Pour la postérité, l'évocation du  nom d'Eugène Viollet-le-Duc reste attachée à des bâtisses prestigieuses: châteaux, Hôtels de ville, églises, basiliques, cathédrales....
Si les techniques sont discutables, et le résultat esthétique ne recueillant pas toujours l'approbation, il faut néanmoins reconnaître que la sauvegarde a cependant été effective. Déambuler dans la cité de Carcassonne, admirer la haute stature de la cathédrale de Paris, arpenter les salles du château de Pierrefonds ou d'Eu, serait-il   encore possible sans Eugène Viollet-le-Duc ?
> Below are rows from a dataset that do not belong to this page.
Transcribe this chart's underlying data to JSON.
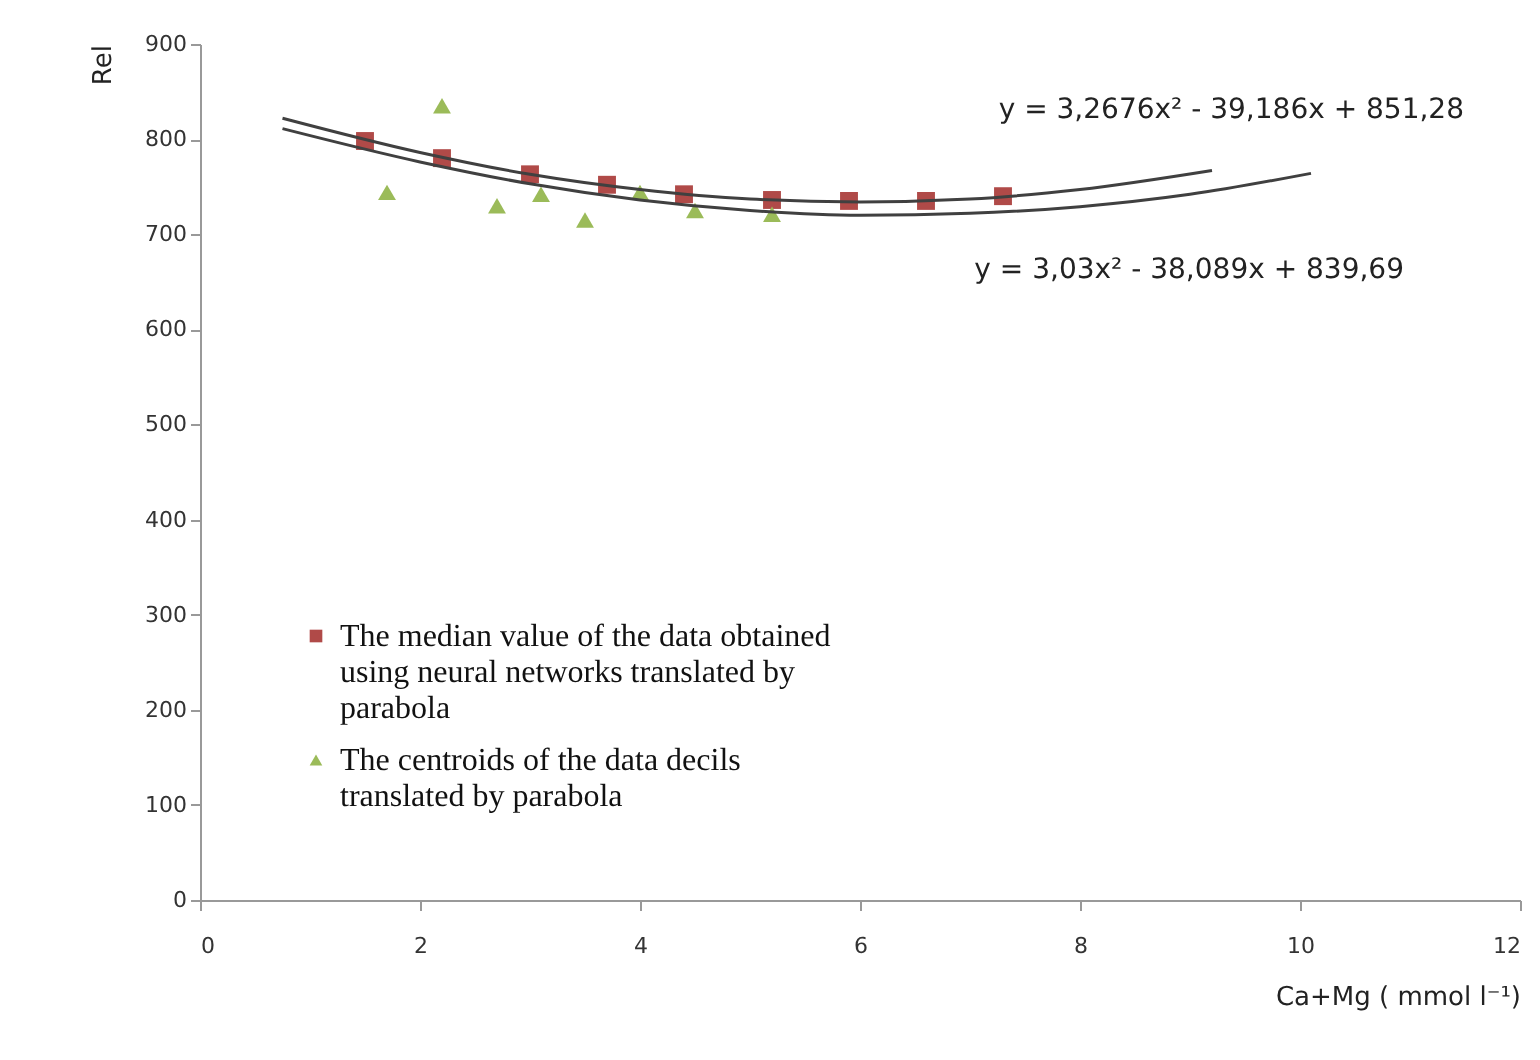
{
  "chart_data": {
    "type": "scatter",
    "xlabel": "Ca+Mg ( mmol  l⁻¹)",
    "ylabel": "Rel",
    "xlim": [
      0,
      12
    ],
    "xticks": [
      0,
      2,
      4,
      6,
      8,
      10,
      12
    ],
    "ylim": [
      0,
      900
    ],
    "yticks": [
      0,
      100,
      200,
      300,
      400,
      500,
      600,
      700,
      800,
      900
    ],
    "grid": false,
    "legend": "bottom left",
    "annotations": [
      "y = 3,2676x² - 39,186x + 851,28",
      "y = 3,03x² - 38,089x + 839,69"
    ],
    "series": [
      {
        "name": "The median value of the data obtained using neural networks translated by parabola",
        "marker": "square",
        "color": "#b04a48",
        "x": [
          1.5,
          2.2,
          3.0,
          3.7,
          4.4,
          5.2,
          5.9,
          6.6,
          7.3
        ],
        "values": [
          798,
          780,
          763,
          752,
          742,
          736,
          735,
          735,
          740
        ]
      },
      {
        "name": "The centroids of the data decils translated by parabola",
        "marker": "triangle",
        "color": "#9bbb59",
        "x": [
          1.7,
          2.2,
          2.7,
          3.1,
          3.5,
          4.0,
          4.5,
          5.2
        ],
        "values": [
          744,
          835,
          730,
          742,
          715,
          744,
          725,
          721
        ]
      },
      {
        "type": "line",
        "marker": "none",
        "color": "#404040",
        "x": [
          0.75,
          2,
          3,
          4,
          5,
          6,
          7,
          8,
          9.2
        ],
        "values": [
          822,
          786,
          763,
          747,
          737,
          734,
          737,
          747,
          767
        ]
      },
      {
        "type": "line",
        "marker": "none",
        "color": "#404040",
        "x": [
          0.75,
          2,
          3,
          4,
          5,
          6,
          7,
          8,
          9,
          10.1
        ],
        "values": [
          811,
          776,
          753,
          736,
          725,
          720,
          722,
          729,
          742,
          764
        ]
      }
    ]
  }
}
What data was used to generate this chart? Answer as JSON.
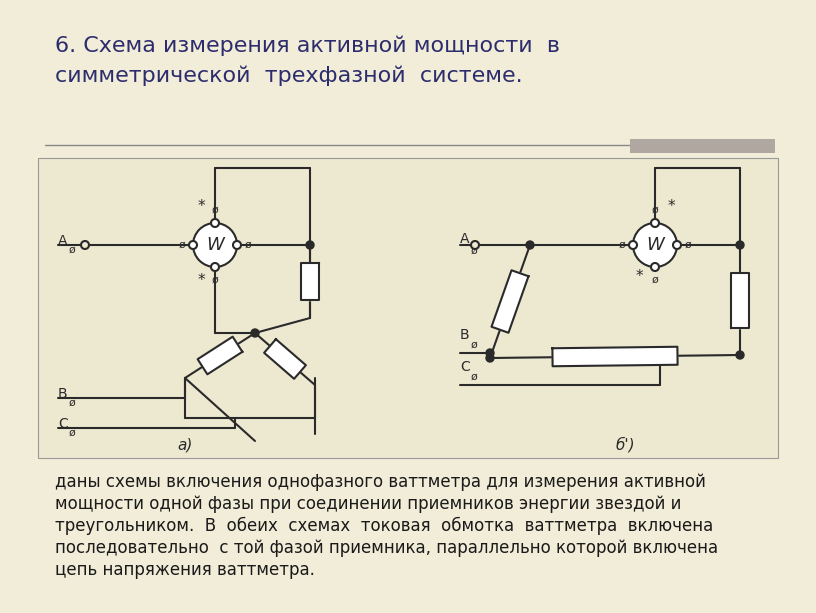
{
  "bg_color": "#f2edd8",
  "title_line1": "6. Схема измерения активной мощности  в",
  "title_line2": "симметрической  трехфазной  системе.",
  "title_color": "#2d2d6e",
  "title_fontsize": 16,
  "separator_color": "#888888",
  "diagram_bg": "#ede8d0",
  "diagram_border": "#999999",
  "line_color": "#2a2a2a",
  "line_width": 1.5,
  "body_text_line1": "даны схемы включения однофазного ваттметра для измерения активной",
  "body_text_line2": "мощности одной фазы при соединении приемников энергии звездой и",
  "body_text_line3": "треугольником.  В  обеих  схемах  токовая  обмотка  ваттметра  включена",
  "body_text_line4": "последовательно  с той фазой приемника, параллельно которой включена",
  "body_text_line5": "цепь напряжения ваттметра.",
  "body_color": "#1a1a1a",
  "body_fontsize": 12.0,
  "gray_rect_color": "#b0a8a0"
}
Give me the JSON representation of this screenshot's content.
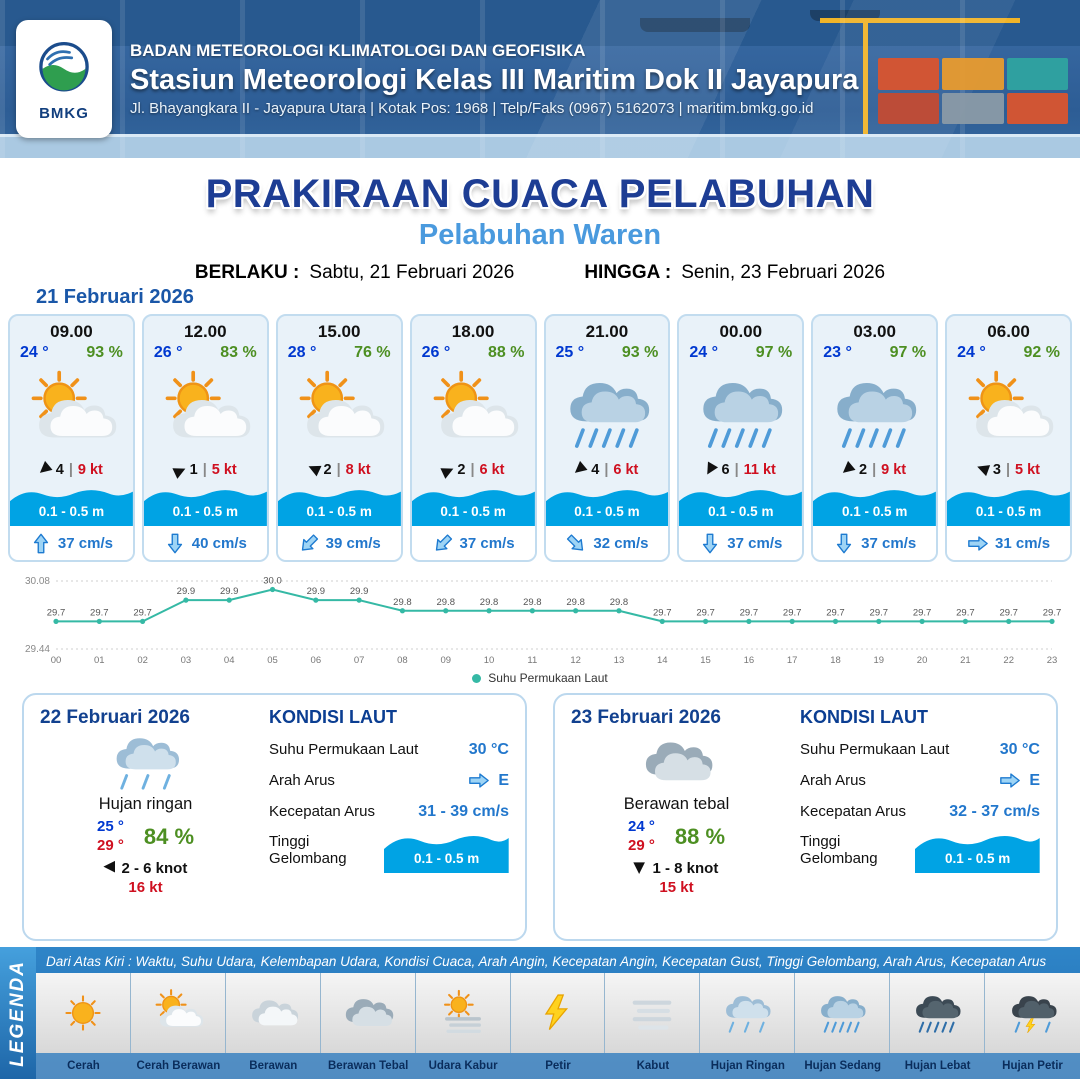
{
  "header": {
    "logo_text": "BMKG",
    "org": "BADAN METEOROLOGI KLIMATOLOGI DAN GEOFISIKA",
    "station": "Stasiun Meteorologi Kelas III Maritim Dok II Jayapura",
    "address": "Jl. Bhayangkara II - Jayapura Utara | Kotak Pos: 1968 | Telp/Faks (0967) 5162073 | maritim.bmkg.go.id"
  },
  "title": {
    "main": "PRAKIRAAN CUACA PELABUHAN",
    "port": "Pelabuhan Waren",
    "berlaku_label": "BERLAKU :",
    "berlaku_value": "Sabtu, 21 Februari 2026",
    "hingga_label": "HINGGA :",
    "hingga_value": "Senin, 23 Februari 2026"
  },
  "glyphs": {
    "wind_arrow": "▶",
    "separator": "|"
  },
  "day1": {
    "date": "21 Februari 2026",
    "cards": [
      {
        "time": "09.00",
        "temp": "24 °",
        "rh": "93 %",
        "icon": "cerah-berawan",
        "wind_speed": "4",
        "wind_gust": "9 kt",
        "wind_deg": 140,
        "wave": "0.1 - 0.5 m",
        "current": "37 cm/s",
        "current_deg": 270
      },
      {
        "time": "12.00",
        "temp": "26 °",
        "rh": "83 %",
        "icon": "cerah-berawan",
        "wind_speed": "1",
        "wind_gust": "5 kt",
        "wind_deg": 335,
        "wave": "0.1 - 0.5 m",
        "current": "40 cm/s",
        "current_deg": 90
      },
      {
        "time": "15.00",
        "temp": "28 °",
        "rh": "76 %",
        "icon": "cerah-berawan",
        "wind_speed": "2",
        "wind_gust": "8 kt",
        "wind_deg": 205,
        "wave": "0.1 - 0.5 m",
        "current": "39 cm/s",
        "current_deg": 135
      },
      {
        "time": "18.00",
        "temp": "26 °",
        "rh": "88 %",
        "icon": "cerah-berawan",
        "wind_speed": "2",
        "wind_gust": "6 kt",
        "wind_deg": 335,
        "wave": "0.1 - 0.5 m",
        "current": "37 cm/s",
        "current_deg": 135
      },
      {
        "time": "21.00",
        "temp": "25 °",
        "rh": "93 %",
        "icon": "hujan-sedang",
        "wind_speed": "4",
        "wind_gust": "6 kt",
        "wind_deg": 140,
        "wave": "0.1 - 0.5 m",
        "current": "32 cm/s",
        "current_deg": 45
      },
      {
        "time": "00.00",
        "temp": "24 °",
        "rh": "97 %",
        "icon": "hujan-sedang",
        "wind_speed": "6",
        "wind_gust": "11 kt",
        "wind_deg": 120,
        "wave": "0.1 - 0.5 m",
        "current": "37 cm/s",
        "current_deg": 90
      },
      {
        "time": "03.00",
        "temp": "23 °",
        "rh": "97 %",
        "icon": "hujan-sedang",
        "wind_speed": "2",
        "wind_gust": "9 kt",
        "wind_deg": 140,
        "wave": "0.1 - 0.5 m",
        "current": "37 cm/s",
        "current_deg": 90
      },
      {
        "time": "06.00",
        "temp": "24 °",
        "rh": "92 %",
        "icon": "cerah-berawan",
        "wind_speed": "3",
        "wind_gust": "5 kt",
        "wind_deg": 200,
        "wave": "0.1 - 0.5 m",
        "current": "31 cm/s",
        "current_deg": 0
      }
    ]
  },
  "chart_data": {
    "type": "line",
    "series_name": "Suhu Permukaan Laut",
    "x": [
      "00",
      "01",
      "02",
      "03",
      "04",
      "05",
      "06",
      "07",
      "08",
      "09",
      "10",
      "11",
      "12",
      "13",
      "14",
      "15",
      "16",
      "17",
      "18",
      "19",
      "20",
      "21",
      "22",
      "23"
    ],
    "values": [
      29.7,
      29.7,
      29.7,
      29.9,
      29.9,
      30.0,
      29.9,
      29.9,
      29.8,
      29.8,
      29.8,
      29.8,
      29.8,
      29.8,
      29.7,
      29.7,
      29.7,
      29.7,
      29.7,
      29.7,
      29.7,
      29.7,
      29.7,
      29.7
    ],
    "ylim": [
      29.44,
      30.08
    ],
    "line_color": "#35b9a5",
    "legend_position": "bottom",
    "grid": "dotted-top-bottom"
  },
  "daily": [
    {
      "date": "22 Februari 2026",
      "icon": "hujan-ringan",
      "condition": "Hujan ringan",
      "temp_min": "25 °",
      "temp_max": "29 °",
      "rh": "84 %",
      "wind_range": "2 - 6 knot",
      "wind_deg": 180,
      "gust": "16 kt",
      "sea": {
        "title": "KONDISI LAUT",
        "sst_label": "Suhu Permukaan Laut",
        "sst": "30 °C",
        "dir_label": "Arah Arus",
        "dir": "E",
        "dir_deg": 0,
        "speed_label": "Kecepatan Arus",
        "speed": "31 - 39 cm/s",
        "wave_label": "Tinggi Gelombang",
        "wave": "0.1 - 0.5 m"
      }
    },
    {
      "date": "23 Februari 2026",
      "icon": "berawan-tebal",
      "condition": "Berawan tebal",
      "temp_min": "24 °",
      "temp_max": "29 °",
      "rh": "88 %",
      "wind_range": "1 - 8 knot",
      "wind_deg": 90,
      "gust": "15 kt",
      "sea": {
        "title": "KONDISI LAUT",
        "sst_label": "Suhu Permukaan Laut",
        "sst": "30 °C",
        "dir_label": "Arah Arus",
        "dir": "E",
        "dir_deg": 0,
        "speed_label": "Kecepatan Arus",
        "speed": "32 - 37 cm/s",
        "wave_label": "Tinggi Gelombang",
        "wave": "0.1 - 0.5 m"
      }
    }
  ],
  "legend": {
    "title": "LEGENDA",
    "note": "Dari Atas Kiri : Waktu, Suhu Udara, Kelembapan Udara, Kondisi Cuaca, Arah Angin, Kecepatan Angin, Kecepatan Gust, Tinggi Gelombang, Arah Arus, Kecepatan Arus",
    "items": [
      {
        "label": "Cerah",
        "icon": "cerah"
      },
      {
        "label": "Cerah Berawan",
        "icon": "cerah-berawan"
      },
      {
        "label": "Berawan",
        "icon": "berawan"
      },
      {
        "label": "Berawan Tebal",
        "icon": "berawan-tebal"
      },
      {
        "label": "Udara Kabur",
        "icon": "udara-kabur"
      },
      {
        "label": "Petir",
        "icon": "petir"
      },
      {
        "label": "Kabut",
        "icon": "kabut"
      },
      {
        "label": "Hujan Ringan",
        "icon": "hujan-ringan"
      },
      {
        "label": "Hujan Sedang",
        "icon": "hujan-sedang"
      },
      {
        "label": "Hujan Lebat",
        "icon": "hujan-lebat"
      },
      {
        "label": "Hujan Petir",
        "icon": "hujan-petir"
      }
    ]
  }
}
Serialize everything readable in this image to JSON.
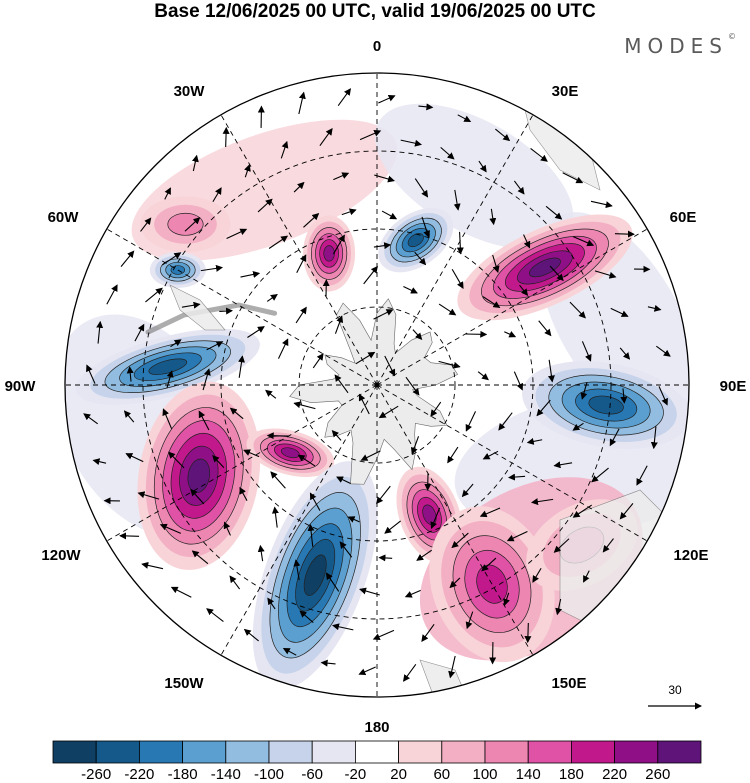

Ses suiveurs, ses élèves, (parmi lesquels quelques-uns se sont illustrés en mettant leurs pas dans ceux du Maître), se sont appuyés sur les bases inculquées, faisant office de  références, pour leurs propres parcours professionnels.
Quelques noms...
Pour l'Art Nouveau : Gaudi, Grasset, Sauvage...
Pour l'enseignement reçu : Abadie, Duthoit, Ouradou...
Restaurer les témoignages du passé en architecture (civile, religieuse, militaire...) aide à mieux comprendre les arcanes de l'histoire, les us et coutumes des générations précédentes, ainsi que les  pratiques et les savoirs oubliés, perdus. Dans le cours des siècles, on a trop souvent et trop vite  démantelé, dépierré,  pour reconstruire ailleurs, en récupérant les matériaux de façon désordonnée. Ce qui fausse aujourd'hui la "lecture" de certains édifices. Le réemploi des pierres n'est pas toujours une évidence concrète visible.
Le touriste, le citoyen, ont,  depuis lors,  l’œil plus exercé,   et, le goût pour l'Histoire, plus averti. Les autorités ministérielles, régionales, municipales, font, en général, leur possible pour maintenir en état un patrimoine, le sachant désormais dépendant de l'essor du  tourisme.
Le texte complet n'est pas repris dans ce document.